The team noted that further studies in animals and Fabry patients are required to demonstrate the strategy’s potential for therapeutic applications.
Titled “Gene therapy with lipid nanoparticles for Fabry disease: Leveraging E-selectin for targeted delivery to endothelial cells,” the study was published in the Journal of Drug Delivery Science and Technology.
New treatments needed to address cardiovascular problems in Fabry
In Fabry, mutations in the GLA gene result in a deficiency in alpha-Gal A, an enzyme needed to break down certain fatty molecules, particularly globotriaosylceramide (Gb3), inside cells. When alpha-Gal A is dysfunctional or missing, Gb3 builds up to toxic levels in cells, damaging various organs, particularly the heart, kidneys, and blood vessels.
Life-threatening cardiovascular complications in Fabry arise from the dysfunction of the cells that line blood vessels, called endothelial cells.
Due to the impact of endothelial dysfunction on the organs in Fabry, “endothelial cells (ECs) represent one of the most important targets in the treatments of this disease,” the researchers wrote.
The standard Fabry treatment is enzyme replacement therapy (ERT), in which a functional, lab-made version of the alpha-Gal A enzyme is administered directly into the bloodstream. Still, ERT requires lifelong regular treatments, and despite improving kidney function, it doesn’t fully address cardiovascular problems related to Fabry.
Gene therapy represents a potential one-time treatment for endothelial dysfunction in Fabry, in which a functional version of the GLA gene is delivered to cells, allowing them to produce a working version of the alpha-Gal A enzyme.
However, delivering such gene therapies to endothelial cells under the pressure of blood flow is a major challenge.
E-selectin is a protein produced on the surface of endothelial cells in response to injury. There, the protein binds and captures certain immune cells in the flowing bloodstream, recruiting them to the site of injury to begin repair. In fact, Gb3 accumulation increases the expression of E-selectin in endothelial cells.
Thus, the team tested whether adding antibodies to gene therapies that specifically bind to E-selectin would allow its selective delivery to endothelial cells in blood vessels.

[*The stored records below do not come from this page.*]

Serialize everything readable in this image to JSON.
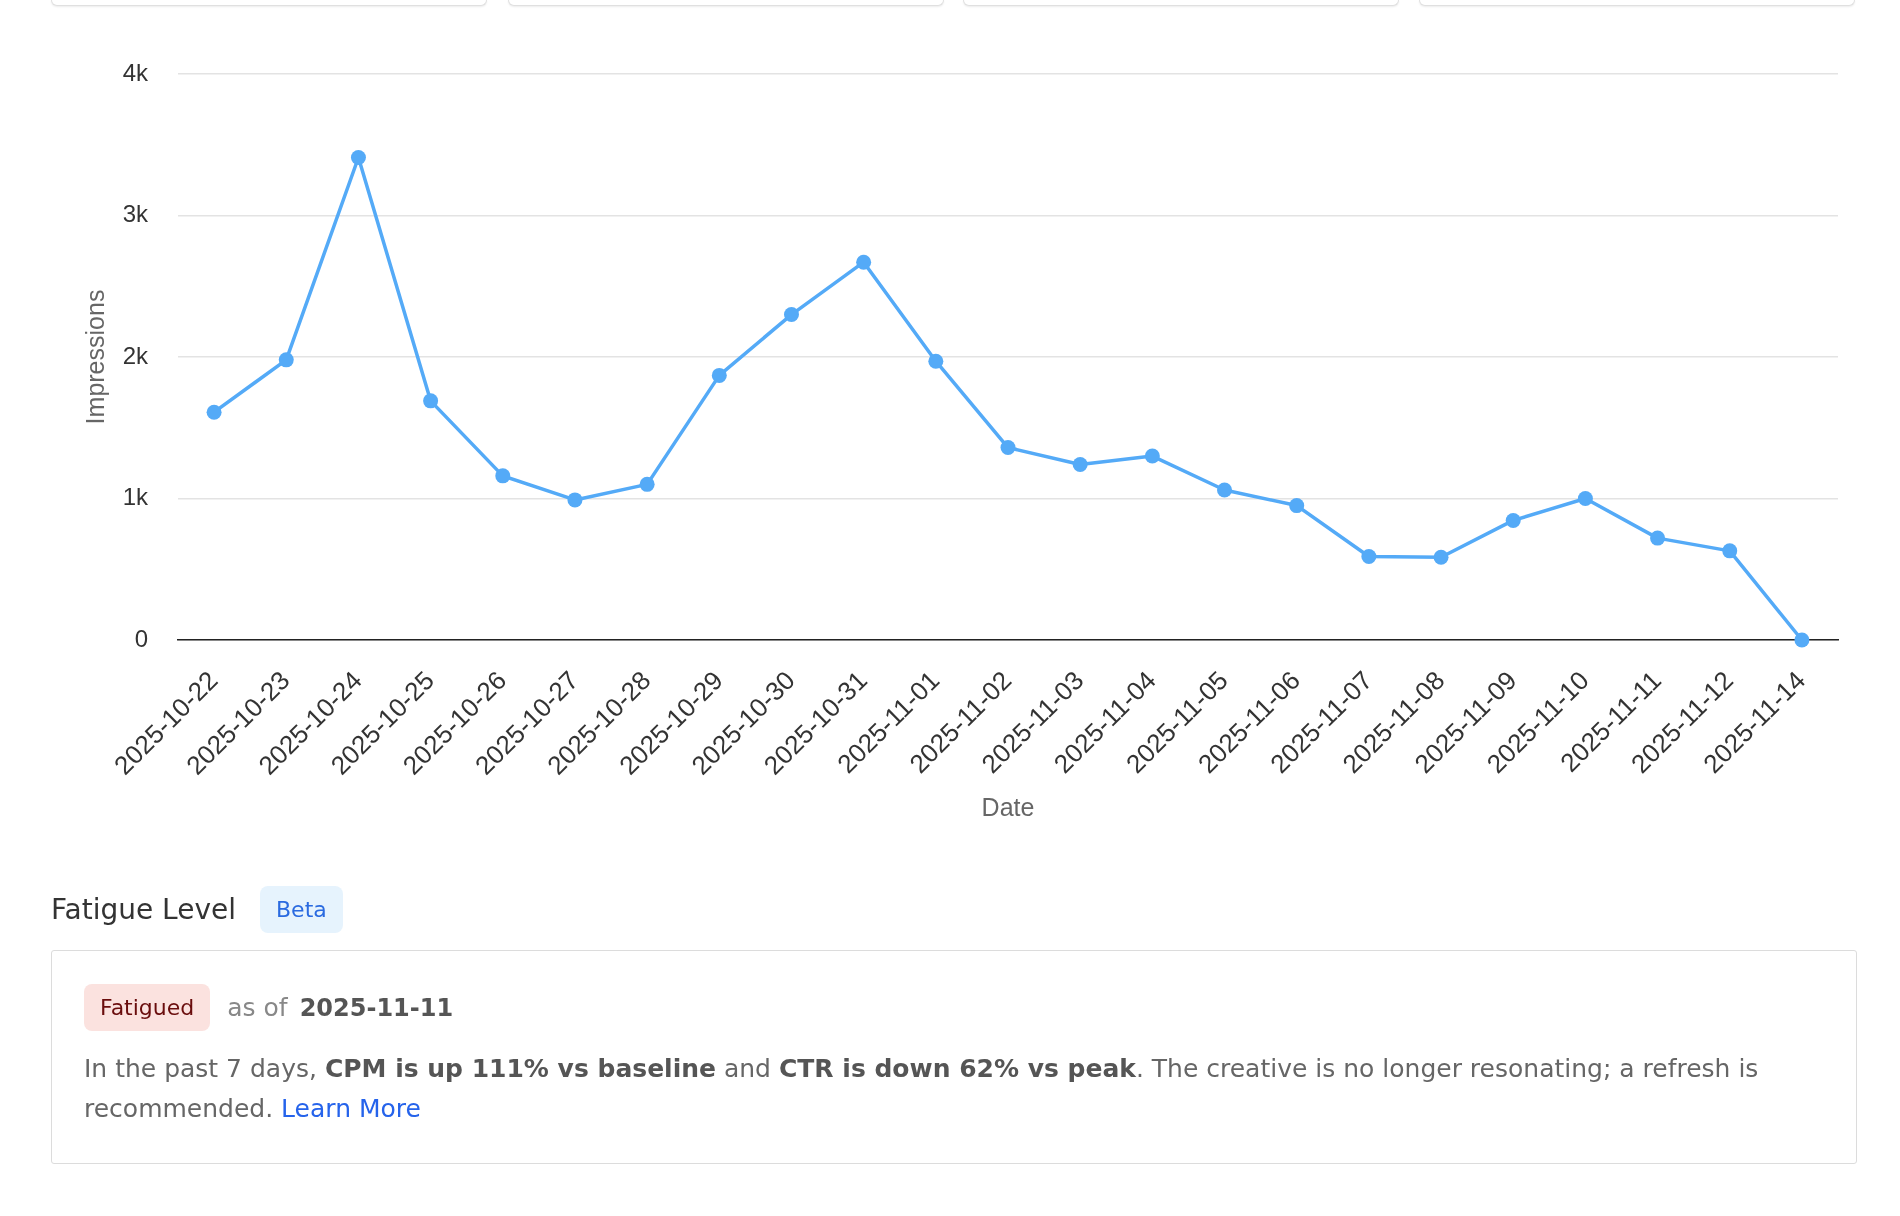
{
  "chart_data": {
    "type": "line",
    "categories": [
      "2025-10-22",
      "2025-10-23",
      "2025-10-24",
      "2025-10-25",
      "2025-10-26",
      "2025-10-27",
      "2025-10-28",
      "2025-10-29",
      "2025-10-30",
      "2025-10-31",
      "2025-11-01",
      "2025-11-02",
      "2025-11-03",
      "2025-11-04",
      "2025-11-05",
      "2025-11-06",
      "2025-11-07",
      "2025-11-08",
      "2025-11-09",
      "2025-11-10",
      "2025-11-11",
      "2025-11-12",
      "2025-11-14"
    ],
    "values": [
      1610,
      1980,
      3410,
      1690,
      1160,
      990,
      1100,
      1870,
      2300,
      2670,
      1970,
      1360,
      1240,
      1300,
      1060,
      950,
      590,
      585,
      845,
      1000,
      720,
      630,
      0
    ],
    "color": "#54aaf7",
    "xlabel": "Date",
    "ylabel": "Impressions",
    "ylim": [
      0,
      4000
    ],
    "yticks": [
      0,
      {
        "value": 1000,
        "label": "1k"
      },
      {
        "value": 2000,
        "label": "2k"
      },
      {
        "value": 3000,
        "label": "3k"
      },
      {
        "value": 4000,
        "label": "4k"
      }
    ],
    "grid": "y",
    "marker": "circle",
    "line_style": "solid",
    "annotations": [
      "Fatigue Level",
      "Beta",
      "Fatigued",
      "as of",
      "2025-11-11",
      "In the past 7 days,",
      "CPM is up 111% vs baseline",
      "and",
      "CTR is down 62% vs peak",
      ". The creative is no longer resonating; a refresh is recommended.",
      "Learn More"
    ]
  }
}
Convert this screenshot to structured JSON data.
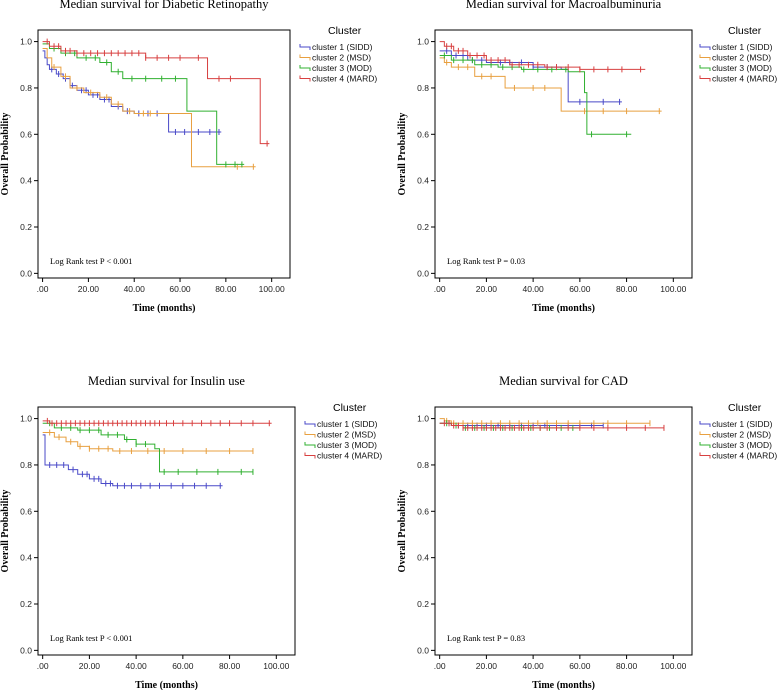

[This work is effectively] opening the door to a new therapeutic strategy in the treatment of [Fabry disease].
Two gene therapies were created: one with DNA encoding a florescent green protein (EGFP) as an easily detectable model system and the other with the GLA gene. Both gene therapies were packaged in lipid nanoparticles (LNPs) coupled to antibodies that target E-selectin.
Experiments confirmed that LNPs coupled to E-selectin antibodies increased the interaction with endothelial cells compared with uncoupled LNPs.
The gene therapy carrying the GLA gene was then tested against an endothelial cellular model of the disease called immortalized Fabry endothelial cell line-1, or IMFE-1; two days later, levels of alpha-Gal A were measured. Coupled LNPs with the GLA gene induced the production of the enzyme more efficiently than LNPs alone, and increased alpha-Gal A activity to levels that were 6.5 times higher than in untreated cells.
“Anti-E-selectin-coupled LNPs are a new strategy to enhance [DNA] delivery to activated [endothelial cells], and we have demonstrated their potential applicability to the treatment of [Fabry] by gene therapy,” the researchers concluded.
This work is effectively “opening the door to a new therapeutic strategy in the treatment of [Fabry disease],” the team wrote.